What if I was using a system with bounds that defines the 2 corners (northeast - southwest) in Long/Lat?
The long & lat are expressed in decimal degrees.
On
I'll assume that by "line" you mean "great circle" -- that is, if you want to go from A to C via the shortest possible route, then keep going straight until you circle the globe and get back to A, you'll pass B on the way.
The best coordinates for the question to be in are cartesian -- the 3D vector from the center of the earth to the point on the map. (Lat/long are two thirds of a set of "spherical coordinates", and can be converted to cartesian coordinates given the radius of the earth as $r$, though for this question $r$ doesn't matter).
Once you have those points, which each one being a 3D vector), find the plane containing them, and check that it includes the center of the earth.

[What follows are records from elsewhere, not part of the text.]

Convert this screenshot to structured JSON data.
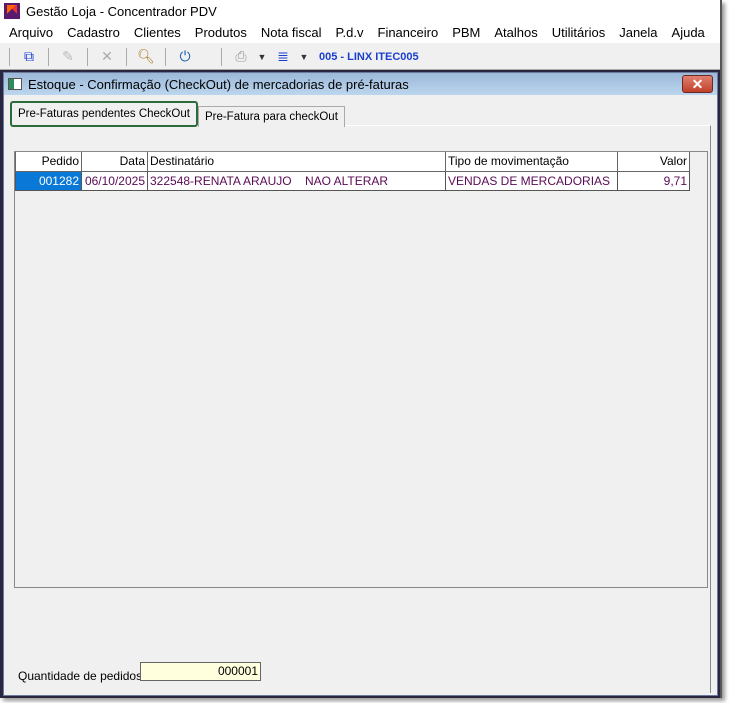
{
  "app": {
    "title": "Gestão Loja - Concentrador PDV"
  },
  "menu": [
    "Arquivo",
    "Cadastro",
    "Clientes",
    "Produtos",
    "Nota fiscal",
    "P.d.v",
    "Financeiro",
    "PBM",
    "Atalhos",
    "Utilitários",
    "Janela",
    "Ajuda"
  ],
  "toolbar": {
    "store_label": "005 - LINX ITEC005"
  },
  "window": {
    "title": "Estoque - Confirmação (CheckOut) de mercadorias de pré-faturas",
    "close": "✕"
  },
  "tabs": [
    {
      "label": "Pre-Faturas pendentes CheckOut"
    },
    {
      "label": "Pre-Fatura para checkOut"
    }
  ],
  "grid": {
    "columns": [
      "Pedido",
      "Data",
      "Destinatário",
      "Tipo de movimentação",
      "Valor"
    ],
    "rows": [
      [
        "001282",
        "06/10/2025",
        "322548-RENATA ARAUJO    NAO ALTERAR",
        "VENDAS DE MERCADORIAS",
        "9,71"
      ]
    ]
  },
  "summary": {
    "label": "Quantidade de pedidos.:",
    "value": "000001"
  }
}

Or, as a shortcut, just mark the points on a Gnomonic projection map, and use a ruler to see if they form a straight line there. Unfortunately, a given gnomonic projection map can't include the whole world.
On
The following MATLAB code might do the trick
function result = collinear(lat1, lon1, lat2, lon2, lat3, lon3)

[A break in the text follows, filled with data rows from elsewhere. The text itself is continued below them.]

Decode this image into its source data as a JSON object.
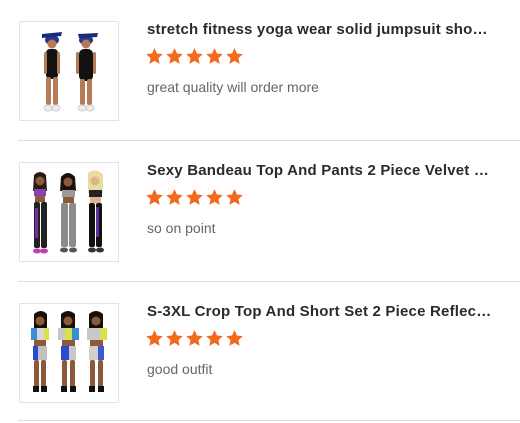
{
  "colors": {
    "star": "#f36a1e",
    "title": "#2b2b2b",
    "comment": "#666666",
    "divider": "#dcdcdc"
  },
  "reviews": [
    {
      "title": "stretch fitness yoga wear solid jumpsuit short ...",
      "rating": 5,
      "comment": "great quality will order more",
      "image_icon": "product-photo-black-jumpsuit"
    },
    {
      "title": "Sexy Bandeau Top And Pants 2 Piece Velvet W...",
      "rating": 5,
      "comment": "so on point",
      "image_icon": "product-photo-velvet-sets"
    },
    {
      "title": "S-3XL Crop Top And Short Set 2 Piece Reflectiv...",
      "rating": 5,
      "comment": "good outfit",
      "image_icon": "product-photo-reflective-sets"
    }
  ]
}
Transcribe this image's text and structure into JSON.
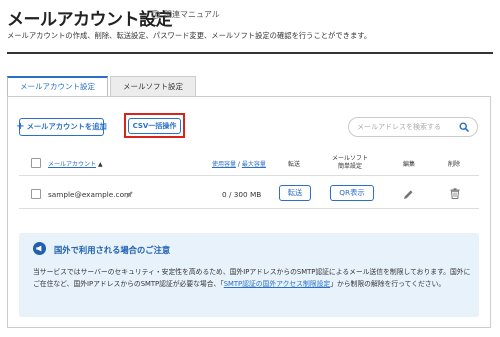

% result = collinear(lat1, lon1, lat2, lon2, lat3, lon3)
%
% returns a measure of the collinearity of the points (lat1,lon1),
% (lat2,lon2), (lat3,lon3) defined as follows:
%
% Find the middle point (opposite the longest edge); for the sake
% of illustration assume this is point 2. Compute bearings at
% point 2 for the line from 1 to 2 and from 2 to 3. If the points
% are collinear, these bearings are equal. So use the difference
% in bearings (in degrees) as the measure of collinearity.
%
% Requires the package
% http://www.mathworks.com/matlabcentral/fileexchange/39108
%
% This version is not vectorized. It would be relatively easy to
% make it vectorized.
lata = [lat1; lat2; lat3]; lona = [lon1; lon2; lon3];
latb = [lat2; lat3; lat1]; lonb = [lon2; lon3; lon1];
[s12, azi1, azi2] = geoddistance(lata, lona, latb, lonb);
imax = find(s12 == max(s12));
imax = imax(1);
ia = mod(imax,3)+1; ib = mod(imax+1,3)+1;
azia = azi2(ia); azib = azi1(ib);
result = azib - azia;
if result >= 180
result = result - 360;
elseif result < -180
result = result + 360;
end
Alternatively you can divide the area of the triangle (given by geodarea) by the longest sides to get a measure of how far the opposite point is from the longest side.
If a point has longitude $\alpha$ (from $-180^\circ$ to $+180^°$) and latitude $\beta$ (from $-90^°$ to $+90^°$), the corresponding 3D point is $$ (x,y,z)=(\cos\alpha\cos\beta,\sin\alpha\cos\beta,\sin\beta).$$ If you have three such points, the determinant $$ \left|\begin{matrix}x_1&x_2&x_3\\y_1&y_2&y_3\\z_1&z_2&z_3\end{matrix}\right|$$ is zero if and only if the plane through the three points passes through the Earth center. In the presence of rounding errors aou will never have exactly zero, so the question is when to accept an almost zero value as good ...
A simplified alternative: If all your points are relatively close to one another (e.g. less than 100km apart and not too close to the poles), it is a not-too-bad approximation to work with the angles themselves (after all viewing the Earth as a sphere is also just an approximation) as $x$ and $y$ coordinates and check collinearity, that is $$ \left|\begin{matrix}\alpha_1&\alpha_2&\alpha_3\\\beta_1&\beta_2&\beta_3\\1&1&1\end{matrix}\right|\approx 0.$$